Egal wie oft er den Anblick sah, die vielen, vielen, geradezu unzähligen Sterne würden nie ihre Wirkung verlieren. Auch jetzt, nach Monaten an Bord der kleinen Raumstation, fühlte er sich wie ein Staubkorn im Wind, wenn er mit der Weite des Universums so konfrontiert war.
„Bodenkontrolle an Horizont II, bitte kommen", Noah wurde, durch die Stimme seiner mittlerweile guten Freundin Ava, aus seinen Gedanken geholt und nahm das Auge vom Sucher des großen stationären Bedienungsfeldes für die, überall außen an der Station angebrachten, Kameras.
„Horizont II an Bodenkontrolle, ich kann dich hören Ava, was gibts?", antwortete er und begann nebenbei damit, die aktuellen Messwerte der Geräte aufzunehmen.

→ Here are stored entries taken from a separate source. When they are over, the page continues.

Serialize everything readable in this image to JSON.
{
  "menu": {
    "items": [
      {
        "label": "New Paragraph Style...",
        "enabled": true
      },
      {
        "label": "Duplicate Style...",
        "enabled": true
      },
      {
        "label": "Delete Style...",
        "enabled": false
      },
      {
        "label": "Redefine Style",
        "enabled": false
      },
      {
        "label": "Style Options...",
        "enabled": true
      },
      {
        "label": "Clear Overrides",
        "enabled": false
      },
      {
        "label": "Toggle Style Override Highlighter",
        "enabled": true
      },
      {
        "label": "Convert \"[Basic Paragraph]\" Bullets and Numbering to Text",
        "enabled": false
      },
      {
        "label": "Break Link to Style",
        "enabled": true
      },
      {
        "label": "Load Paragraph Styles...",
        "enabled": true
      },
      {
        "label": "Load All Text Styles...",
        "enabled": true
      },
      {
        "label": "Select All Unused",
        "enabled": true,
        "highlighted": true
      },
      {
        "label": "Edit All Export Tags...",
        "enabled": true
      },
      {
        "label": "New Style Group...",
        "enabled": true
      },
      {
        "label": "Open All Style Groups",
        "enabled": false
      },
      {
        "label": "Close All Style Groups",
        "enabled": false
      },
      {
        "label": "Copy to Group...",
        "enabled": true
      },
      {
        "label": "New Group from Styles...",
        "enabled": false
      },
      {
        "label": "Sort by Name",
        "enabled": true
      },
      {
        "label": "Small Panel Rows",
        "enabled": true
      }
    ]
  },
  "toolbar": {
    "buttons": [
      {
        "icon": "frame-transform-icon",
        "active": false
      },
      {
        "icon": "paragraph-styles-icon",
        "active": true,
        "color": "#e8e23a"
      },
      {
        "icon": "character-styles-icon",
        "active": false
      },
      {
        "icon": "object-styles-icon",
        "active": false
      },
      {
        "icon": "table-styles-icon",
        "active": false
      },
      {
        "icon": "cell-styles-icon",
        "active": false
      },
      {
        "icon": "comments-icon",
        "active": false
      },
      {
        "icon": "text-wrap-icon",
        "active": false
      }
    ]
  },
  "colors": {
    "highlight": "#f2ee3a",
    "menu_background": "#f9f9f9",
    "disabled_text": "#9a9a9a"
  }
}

Kurz blieb es still und er fragte sich bereits, ob die Verbindung einen Aussetzer hatte. Das kam allerdings nie vor, zumindest konnte Noah sich nicht daran erinnern, ob er es je mitbekommen hätte. Dann sprach sie aber doch: „Sorry, musste kurz ein Gespräch annehmen. Ich bin jetzt für die nächsten 8 Stunden wieder hier, falls du Gesellschaft brauchst oder Fragen hast".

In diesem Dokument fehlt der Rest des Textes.